“Forever, carry on! Turning up the sound and let it roll. Raise your fist up in the sky! The spirit of metal will never die!”
Loudness reunited their original lineup in 2000, but little did they know it would not last a full decade. Drummer Munetaka Higuchi was diagnosed with liver cancer only two months after the release of the 2008 album Metal Mad. He passed away in November of that year. Although they had enough drum tracks recorded to make one more record with Higuchi (2009’s The Everlasting), Metal Mad was the last in his lifetime.
Metal Mad is the 21st Loudness studio album, recorded in the midst of a flurry of studio activity, as Loudness never slowed down, and guitarist Akira Takasaki was pounding out solo work on top of it.
One certain thing about Loudness: just because they reunited the original lineup doesn’t mean they wanted to backtrack musically. Metal Mad is heavy. It continues the sonic experimentation that Loudness began in the mid 90s. Though it does contain one undeniable anthem, this album is a heavy grind of metal styles, all very loud.

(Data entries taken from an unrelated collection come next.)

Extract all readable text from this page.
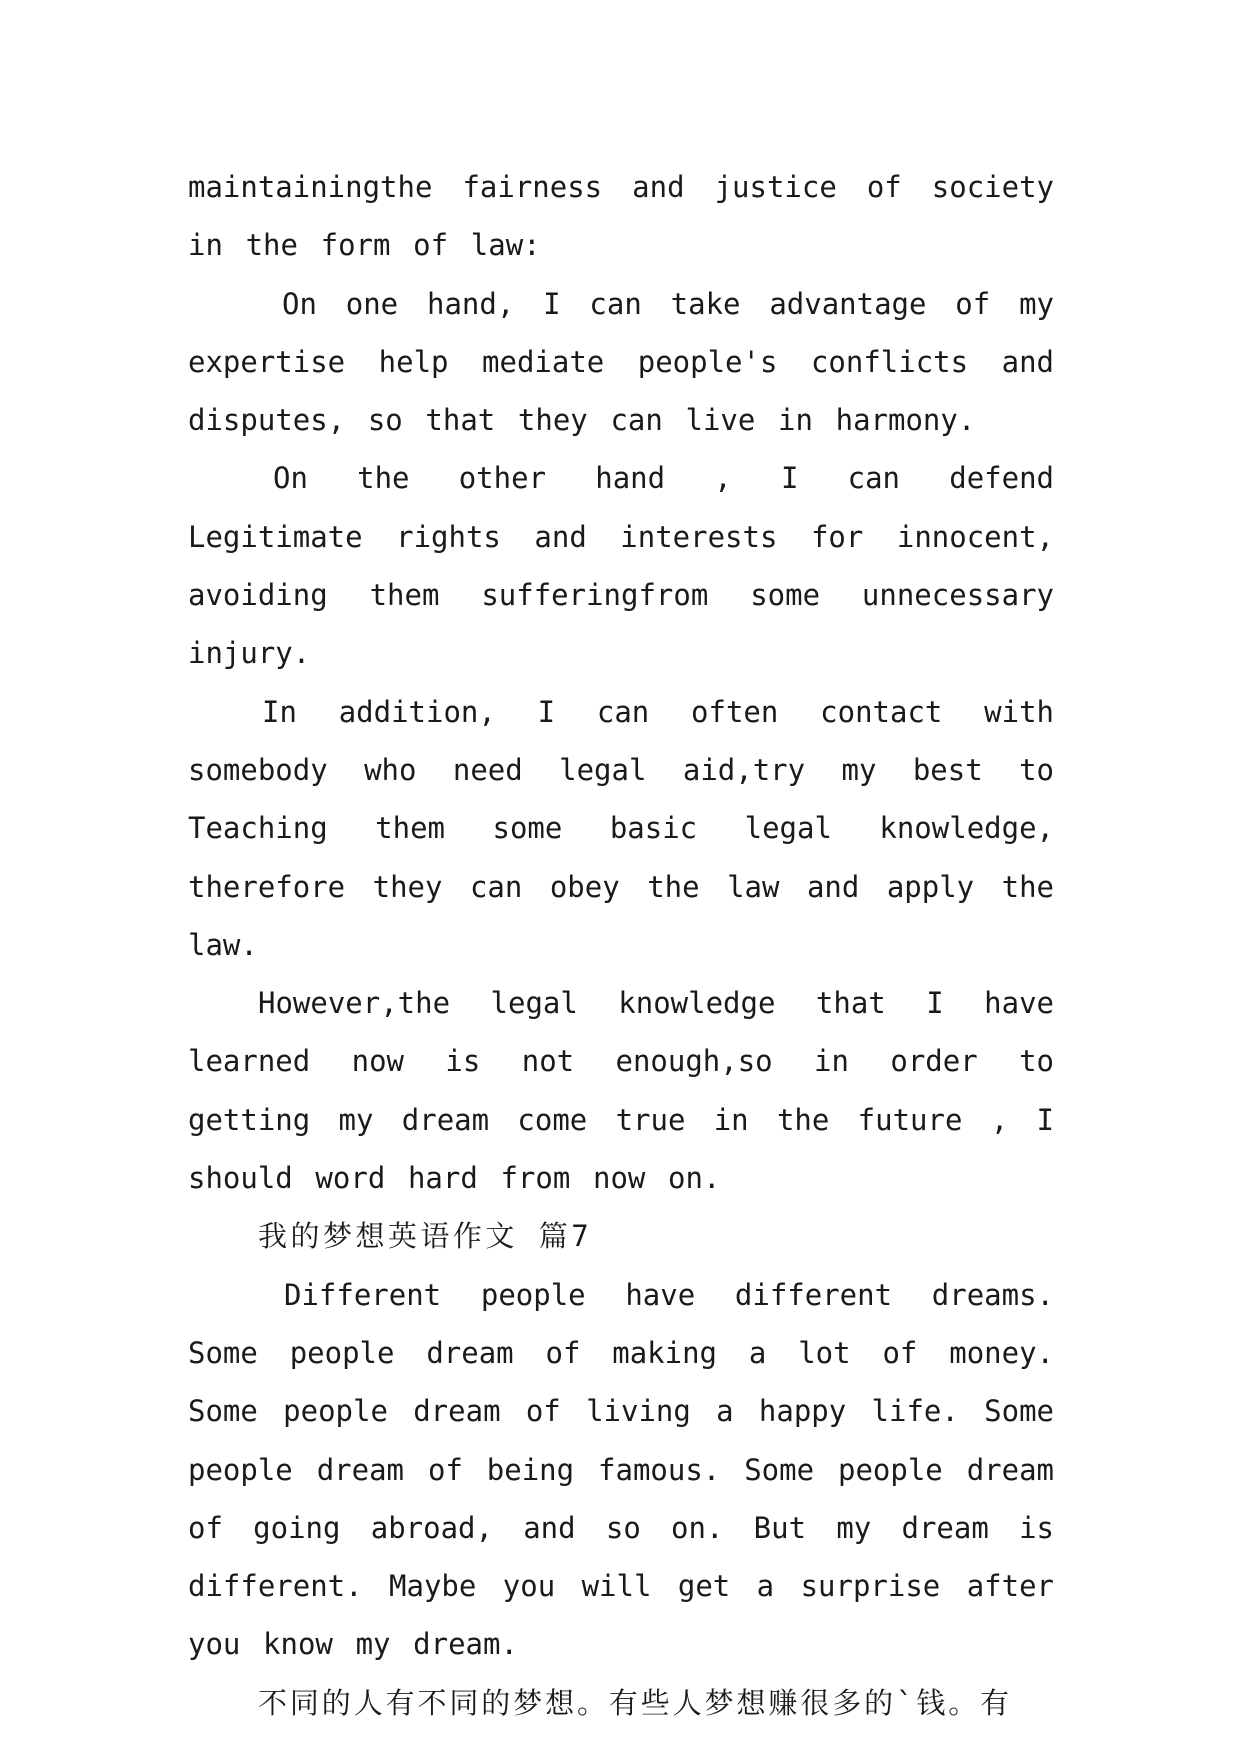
maintainingthe fairness and justice of society in the form of law:

On one hand, I can take advantage of my expertise help mediate people's conflicts and disputes, so that they can live in harmony.

On the other hand , I can defend Legitimate rights and interests for innocent, avoiding them sufferingfrom some unnecessary injury.

In addition, I can often contact with somebody who need legal aid,try my best to Teaching them some basic legal knowledge, therefore they can obey the law and apply the law.

However,the legal knowledge that I have learned now is not enough,so in order to getting my dream come true in the future , I should word hard from now on.

我的梦想英语作文 篇7

Different people have different dreams. Some people dream of making a lot of money. Some people dream of living a happy life. Some people dream of being famous. Some people dream of going abroad, and so on. But my dream is different. Maybe you will get a surprise after you know my dream.

不同的人有不同的梦想。有些人梦想赚很多的`钱。有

The opening instrumental “Fire of Spirit” sets the tone with a heavy riff that could have come from one of Loudness’ thrash contemporaries like Megadeth or Metallica…but with far more weight, and with an absolute master on the drums. There’s a hint of the St. Anger snare, but it does not persist through the album. Instead the track fades into the anthem of the album: “Metal Mad”!

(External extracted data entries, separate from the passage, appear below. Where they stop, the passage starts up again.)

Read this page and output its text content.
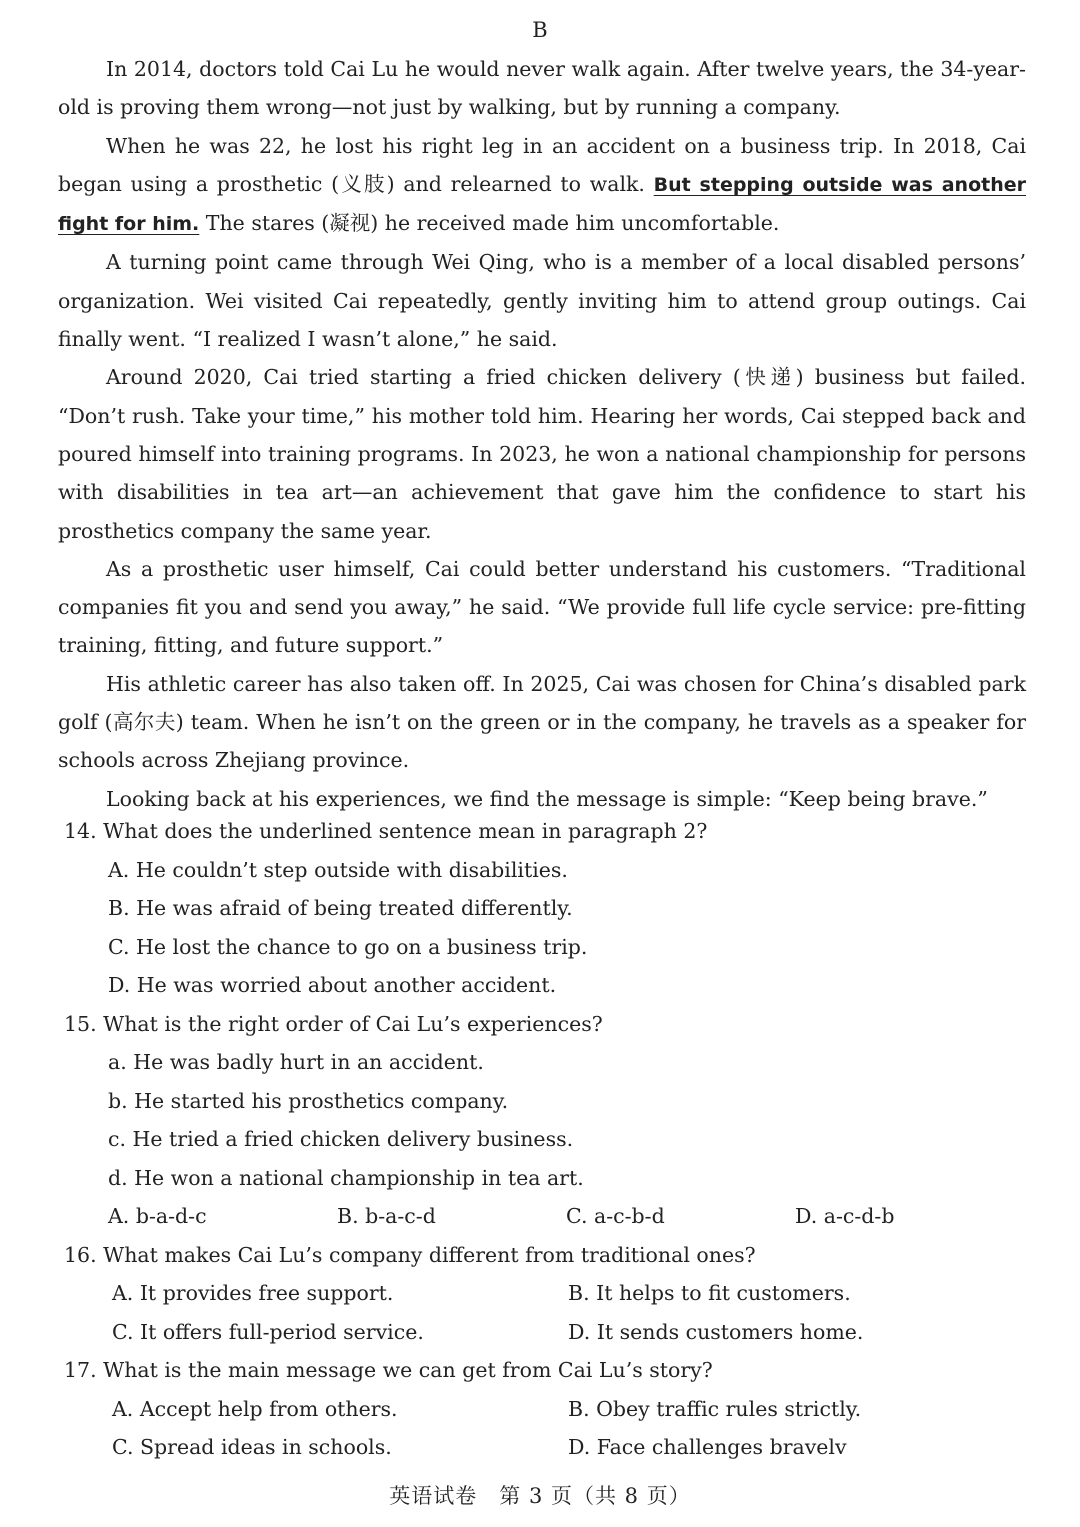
B

In 2014, doctors told Cai Lu he would never walk again. After twelve years, the 34-year-old is proving them wrong—not just by walking, but by running a company.

When he was 22, he lost his right leg in an accident on a business trip. In 2018, Cai began using a prosthetic (义肢) and relearned to walk. But stepping outside was another fight for him. The stares (凝视) he received made him uncomfortable.

A turning point came through Wei Qing, who is a member of a local disabled persons’ organization. Wei visited Cai repeatedly, gently inviting him to attend group outings. Cai finally went. “I realized I wasn’t alone,” he said.

Around 2020, Cai tried starting a fried chicken delivery (快递) business but failed. “Don’t rush. Take your time,” his mother told him. Hearing her words, Cai stepped back and poured himself into training programs. In 2023, he won a national championship for persons with disabilities in tea art—an achievement that gave him the confidence to start his prosthetics company the same year.

As a prosthetic user himself, Cai could better understand his customers. “Traditional companies fit you and send you away,” he said. “We provide full life cycle service: pre-fitting training, fitting, and future support.”

His athletic career has also taken off. In 2025, Cai was chosen for China’s disabled park golf (高尔夫) team. When he isn’t on the green or in the company, he travels as a speaker for schools across Zhejiang province.

Looking back at his experiences, we find the message is simple: “Keep being brave.”

14. What does the underlined sentence mean in paragraph 2?
A. He couldn’t step outside with disabilities.
B. He was afraid of being treated differently.
C. He lost the chance to go on a business trip.
D. He was worried about another accident.
15. What is the right order of Cai Lu’s experiences?
a. He was badly hurt in an accident.
b. He started his prosthetics company.
c. He tried a fried chicken delivery business.
d. He won a national championship in tea art.
A. b-a-d-c	B. b-a-c-d	C. a-c-b-d	D. a-c-d-b
16. What makes Cai Lu’s company different from traditional ones?
A. It provides free support.	B. It helps to fit customers.
C. It offers full-period service.	D. It sends customers home.
17. What is the main message we can get from Cai Lu’s story?
A. Accept help from others.	B. Obey traffic rules strictly.
C. Spread ideas in schools.	D. Face challenges bravelv
英语试卷　第 3 页（共 8 页）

“Metal Mad” is a fast, simple track, but damn does it get the job done! “Forever! Carry on! Turning up the sound and let it roll. Raise your fist up in the sky! The spirit of metal will never die!” Custom built for the festival crowds. Akira takes a couple bananas solos as the perfect icing on this sweet piece of metal cake.
But that’s it for that style of metal on this album. They thrash through “High Flyer” with singer Minoru Niihara’s voice filtered through distortion. Then it’s a hint of rap metal on the very aggressive “Spellbound #9”. Funny thing is, Minoru can pull it off. This is heavy stuff, certainly strong enough to compete with the big name heavy bands that Loudness inspired in the first place. “Crimson Paradox” takes on groove metal, with a touch of exotic guitar added for spice.

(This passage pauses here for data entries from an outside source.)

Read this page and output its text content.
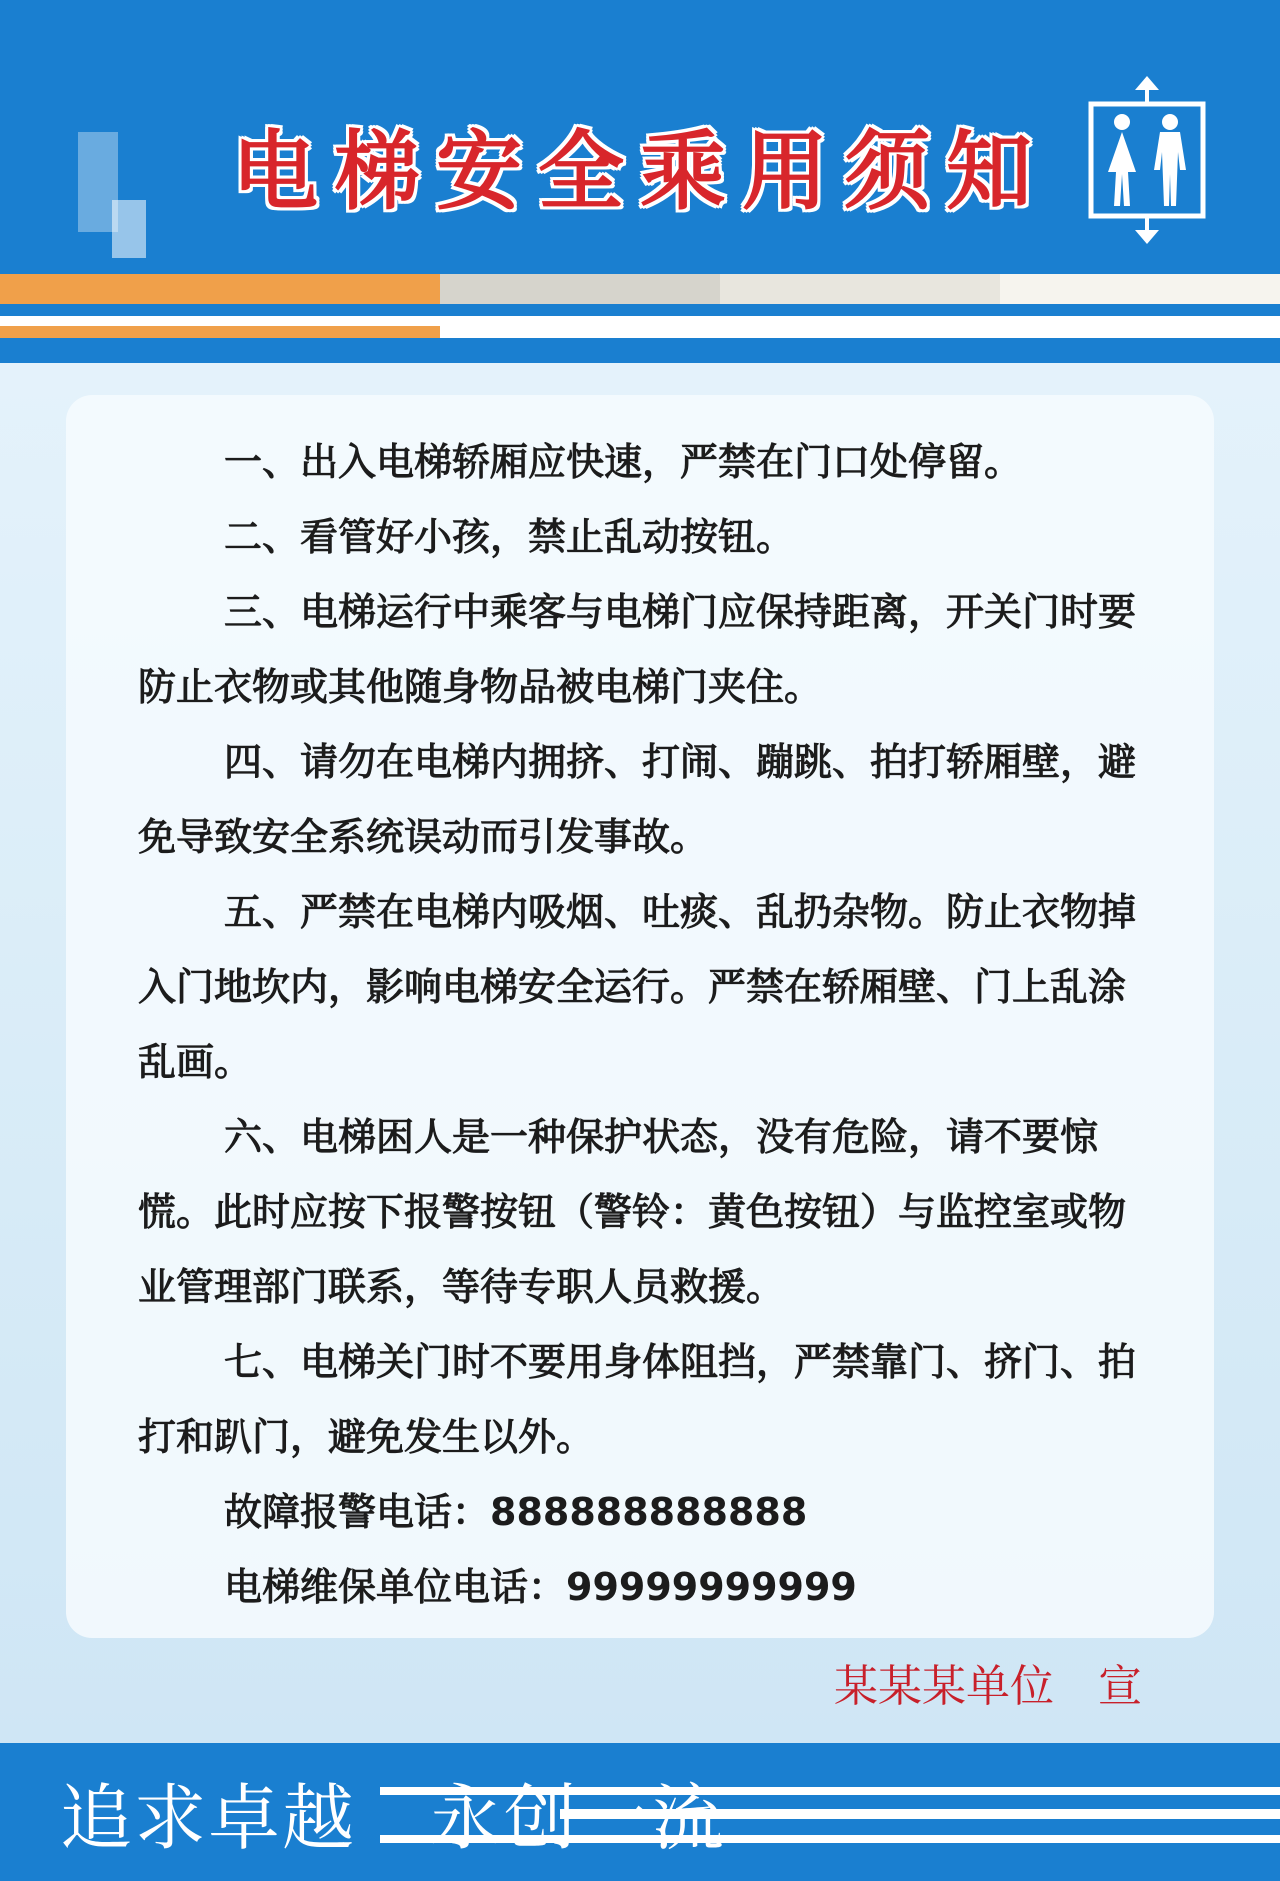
电梯安全乘用须知

一、出入电梯轿厢应快速，严禁在门口处停留。

二、看管好小孩，禁止乱动按钮。

三、电梯运行中乘客与电梯门应保持距离，开关门时要防止衣物或其他随身物品被电梯门夹住。

四、请勿在电梯内拥挤、打闹、蹦跳、拍打轿厢壁，避免导致安全系统误动而引发事故。

五、严禁在电梯内吸烟、吐痰、乱扔杂物。防止衣物掉入门地坎内，影响电梯安全运行。严禁在轿厢壁、门上乱涂乱画。

六、电梯困人是一种保护状态，没有危险，请不要惊慌。此时应按下报警按钮（警铃：黄色按钮）与监控室或物业管理部门联系，等待专职人员救援。

七、电梯关门时不要用身体阻挡，严禁靠门、挤门、拍打和趴门，避免发生以外。

故障报警电话：888888888888

电梯维保单位电话：99999999999

某某某单位　宣
追求卓越　永创一流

The metal is heavy on “Black and White”, but with lyrics like “bullshit bullshit”, it’s a little too much of the “nu” variety. Same with the droning guitar and vocal of “Whatsoever”, though the melodic chorus isn’t bad. “Call of the Reaper” takes things back to centre with a riff similar to “Be Quick Or Be Dead” by Iron Maiden, but within a song that goes in a different direction. Mental solos! “Can’t Find My Way” starts promisingly, with quiet experimental guitars, and focuses strongly on vocal melody despite the heavy riffing going on. In fact the only thing wrong with it is one particular riff that too strongly resembles (ugh) “Loch Ness” by Judas Priest.
The end of the album is heralded by two interesting final tracks, “Gravity” and “Transformation”, both experimental with grooves and great guitar work. Akira uses so many different tones on this album, often within the same song. “Gravity” is guitar player nirvana, while “Transformation” even goes a little funky.
Metal Mad ain’t bad. Its strength is the musicianship. Metal Mad has the title track going for it, but not a lot of actual memorable songs besides that. By focusing so much on being heavy, it loses distinction between the songs.